Mas eis que de uns tempos para cá uma outra categoria de direitos se impõe sobre tudo e todos, trata-se dos direitos da natureza, da nossa mãe Terra, o lar em que todos habitam desde sempre, a casa comum que tudo nos propicia para existirmos. Sabemos por experiência própria que o direito se apropriou ferozmente dos bens comuns produzidos pela mãe Terra, esse direito calcado somente na razão humana e ainda mais com a razão instrumental se achou o único dono, o único capaz de colocar a Terra de joelhos perante a vontade dos humanos. Foram os humanos que introduziram na Terra o direito a destruição, a devastação, a pilhagem, foram e continuam sendo os humanos os grandes responsáveis a terem direito de propagar todo tipo de destruição por onde quer que passem; o direito ao progresso, diminuiu em muito o direito de uma vida digna, a um meio ambiente saudável.
Aqui no Brasil, onde praticamente tudo se copia, não foi muito diferente em relação aos direitos, hoje de modo bastante tímido começamos a falar em direitos da natureza, são raríssimas as mobilizações e as falas para que isso ganhe corpo na sociedade, ainda estamos muito presos em “nossos direitos”, enquanto nossos deveres são abafados e empurrados para salas vazias e escuras da nossa consciência. A natureza como um todo clama nesse momento único da história que ela precisa ser respeitada, que ela precisa existir, que contaminada por todo tipo de poluição ela adoece e vai para a UTI. A natureza também nos diz que no seu interior não precisa haver alteração genética de nenhum tipo, que ela também precisa de descanso para renovar suas forças e assim produzir mais e melhor; ambos os destinos humano e da natureza estão entrelaçados por muitos caminhos.

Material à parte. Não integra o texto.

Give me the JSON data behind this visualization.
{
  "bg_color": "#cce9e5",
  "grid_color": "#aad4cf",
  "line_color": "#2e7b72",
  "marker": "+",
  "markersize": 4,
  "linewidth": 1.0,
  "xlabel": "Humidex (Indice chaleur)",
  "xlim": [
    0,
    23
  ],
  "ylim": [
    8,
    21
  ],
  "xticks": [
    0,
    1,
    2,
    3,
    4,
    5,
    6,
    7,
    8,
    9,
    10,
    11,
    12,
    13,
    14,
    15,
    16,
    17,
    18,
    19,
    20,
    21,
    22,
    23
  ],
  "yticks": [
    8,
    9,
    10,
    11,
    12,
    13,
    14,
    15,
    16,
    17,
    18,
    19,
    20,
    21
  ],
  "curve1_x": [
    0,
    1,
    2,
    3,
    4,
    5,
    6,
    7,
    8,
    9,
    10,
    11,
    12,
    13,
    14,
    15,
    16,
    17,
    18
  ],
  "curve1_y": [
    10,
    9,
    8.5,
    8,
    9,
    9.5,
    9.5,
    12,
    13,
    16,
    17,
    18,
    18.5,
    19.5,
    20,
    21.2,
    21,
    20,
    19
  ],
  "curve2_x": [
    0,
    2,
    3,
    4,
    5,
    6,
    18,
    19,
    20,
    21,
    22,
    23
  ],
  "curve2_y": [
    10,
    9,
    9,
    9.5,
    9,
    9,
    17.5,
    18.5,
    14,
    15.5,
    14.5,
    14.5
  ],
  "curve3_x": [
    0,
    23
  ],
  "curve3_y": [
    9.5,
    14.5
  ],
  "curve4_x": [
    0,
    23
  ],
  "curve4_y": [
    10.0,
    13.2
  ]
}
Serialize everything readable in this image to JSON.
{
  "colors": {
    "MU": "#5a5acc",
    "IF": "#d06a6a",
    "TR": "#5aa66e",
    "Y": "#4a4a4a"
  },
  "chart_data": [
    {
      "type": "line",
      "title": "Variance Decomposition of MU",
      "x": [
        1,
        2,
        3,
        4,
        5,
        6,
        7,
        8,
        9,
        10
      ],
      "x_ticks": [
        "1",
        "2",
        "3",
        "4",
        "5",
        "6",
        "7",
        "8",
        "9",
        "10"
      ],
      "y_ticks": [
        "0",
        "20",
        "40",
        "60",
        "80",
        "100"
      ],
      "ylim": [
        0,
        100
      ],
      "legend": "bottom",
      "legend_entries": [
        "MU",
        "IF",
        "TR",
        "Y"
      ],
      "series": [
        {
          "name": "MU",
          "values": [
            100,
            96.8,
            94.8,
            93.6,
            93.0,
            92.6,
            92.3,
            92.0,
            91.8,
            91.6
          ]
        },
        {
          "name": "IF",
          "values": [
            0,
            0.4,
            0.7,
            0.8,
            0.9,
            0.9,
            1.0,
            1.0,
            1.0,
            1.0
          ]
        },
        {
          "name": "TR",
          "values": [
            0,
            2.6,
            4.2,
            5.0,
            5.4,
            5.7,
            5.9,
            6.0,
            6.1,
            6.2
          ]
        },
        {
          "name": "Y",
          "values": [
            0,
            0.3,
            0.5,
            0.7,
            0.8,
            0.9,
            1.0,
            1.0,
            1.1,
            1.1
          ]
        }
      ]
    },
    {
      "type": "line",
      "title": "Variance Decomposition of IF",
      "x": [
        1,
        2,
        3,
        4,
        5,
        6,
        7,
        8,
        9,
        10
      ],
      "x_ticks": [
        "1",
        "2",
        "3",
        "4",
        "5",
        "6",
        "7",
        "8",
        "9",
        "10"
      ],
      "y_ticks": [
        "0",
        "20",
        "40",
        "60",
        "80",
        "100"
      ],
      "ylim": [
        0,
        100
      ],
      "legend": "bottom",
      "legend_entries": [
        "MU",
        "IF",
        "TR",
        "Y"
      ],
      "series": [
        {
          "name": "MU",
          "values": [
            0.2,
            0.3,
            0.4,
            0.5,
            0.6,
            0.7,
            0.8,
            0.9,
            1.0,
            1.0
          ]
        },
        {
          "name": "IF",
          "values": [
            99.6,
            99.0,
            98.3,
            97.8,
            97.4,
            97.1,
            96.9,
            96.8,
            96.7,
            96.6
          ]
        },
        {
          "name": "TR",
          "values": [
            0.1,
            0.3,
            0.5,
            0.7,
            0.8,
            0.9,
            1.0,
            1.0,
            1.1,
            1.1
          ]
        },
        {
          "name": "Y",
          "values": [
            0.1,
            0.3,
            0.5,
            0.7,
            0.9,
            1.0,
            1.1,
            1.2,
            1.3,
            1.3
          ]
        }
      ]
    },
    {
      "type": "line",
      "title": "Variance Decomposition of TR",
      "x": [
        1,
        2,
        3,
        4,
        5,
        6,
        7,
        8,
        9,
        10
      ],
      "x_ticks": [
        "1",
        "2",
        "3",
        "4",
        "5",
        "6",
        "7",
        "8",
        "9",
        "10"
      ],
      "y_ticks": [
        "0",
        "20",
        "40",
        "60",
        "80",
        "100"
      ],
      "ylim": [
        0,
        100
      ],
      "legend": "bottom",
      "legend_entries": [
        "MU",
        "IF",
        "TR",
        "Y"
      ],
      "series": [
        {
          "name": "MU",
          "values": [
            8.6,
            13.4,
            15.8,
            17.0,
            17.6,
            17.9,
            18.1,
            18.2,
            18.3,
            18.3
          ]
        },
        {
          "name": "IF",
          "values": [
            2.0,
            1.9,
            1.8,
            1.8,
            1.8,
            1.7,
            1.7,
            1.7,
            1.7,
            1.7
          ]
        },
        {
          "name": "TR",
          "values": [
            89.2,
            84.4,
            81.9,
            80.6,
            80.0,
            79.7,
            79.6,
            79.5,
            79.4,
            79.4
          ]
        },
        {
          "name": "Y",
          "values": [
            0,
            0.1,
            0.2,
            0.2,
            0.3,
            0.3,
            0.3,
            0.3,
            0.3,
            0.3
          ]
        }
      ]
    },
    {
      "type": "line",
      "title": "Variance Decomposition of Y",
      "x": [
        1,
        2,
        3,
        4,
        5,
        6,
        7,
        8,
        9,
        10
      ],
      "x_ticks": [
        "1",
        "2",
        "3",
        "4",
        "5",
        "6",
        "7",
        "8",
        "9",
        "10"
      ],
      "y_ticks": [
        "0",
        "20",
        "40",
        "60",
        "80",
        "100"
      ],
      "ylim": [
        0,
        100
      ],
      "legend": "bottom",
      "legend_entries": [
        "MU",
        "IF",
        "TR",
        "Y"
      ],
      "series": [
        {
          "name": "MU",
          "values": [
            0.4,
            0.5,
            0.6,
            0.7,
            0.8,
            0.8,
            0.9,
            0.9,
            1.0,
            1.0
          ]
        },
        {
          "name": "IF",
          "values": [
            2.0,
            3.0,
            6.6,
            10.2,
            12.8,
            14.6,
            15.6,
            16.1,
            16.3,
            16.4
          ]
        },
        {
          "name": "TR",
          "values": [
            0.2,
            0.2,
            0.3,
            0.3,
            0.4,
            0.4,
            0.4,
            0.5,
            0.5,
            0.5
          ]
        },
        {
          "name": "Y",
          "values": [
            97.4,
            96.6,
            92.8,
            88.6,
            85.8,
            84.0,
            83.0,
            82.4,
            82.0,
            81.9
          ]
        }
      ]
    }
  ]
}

Bioeticamente, a natureza no seu todo vive um momento único hoje, ela passa por grandes privações e também provações, ela continua sendo para muitos um ser estranho no caminho da humanidade, algo que continuamente precisa ser domada a todo custo, os velhos mantras de mais e mais desenvolvimento para se ter mais qualidade de vida continua sendo uma boa moeda de troca, mas que em muitas situações tem se revelado um tremendo fracasso. Timidamente começamos a tomar consciência que tudo está ligado a tudo e que uma falha num determinado setor poderá ocasionar um apagão de proporções totalmente desconhecidas por nós, embora tenhamos a ilusão de que tudo podemos resolver num curto espaço de tempo. Admitir seriamente que a natureza possui direitos vai levar ainda muito tempo, tempo que poderá se tornar tarde demais dependendo o ângulo que se tome a questão; somos lentos demais em admitirmos que temos muitos deveres para com o meio ambiente e rápidos demais em acharmos que temos direitos em tudo.
*Rosel Antonio Beraldo, mora em Verê-PR, Mestre em Bioética e Especialista em Filosofia pela PUC-PR;
*Anor Sganzerla, de Curitiba-PR, é Doutor e Mestre em Filosofia, é professor titular de Bioética na PUCPR.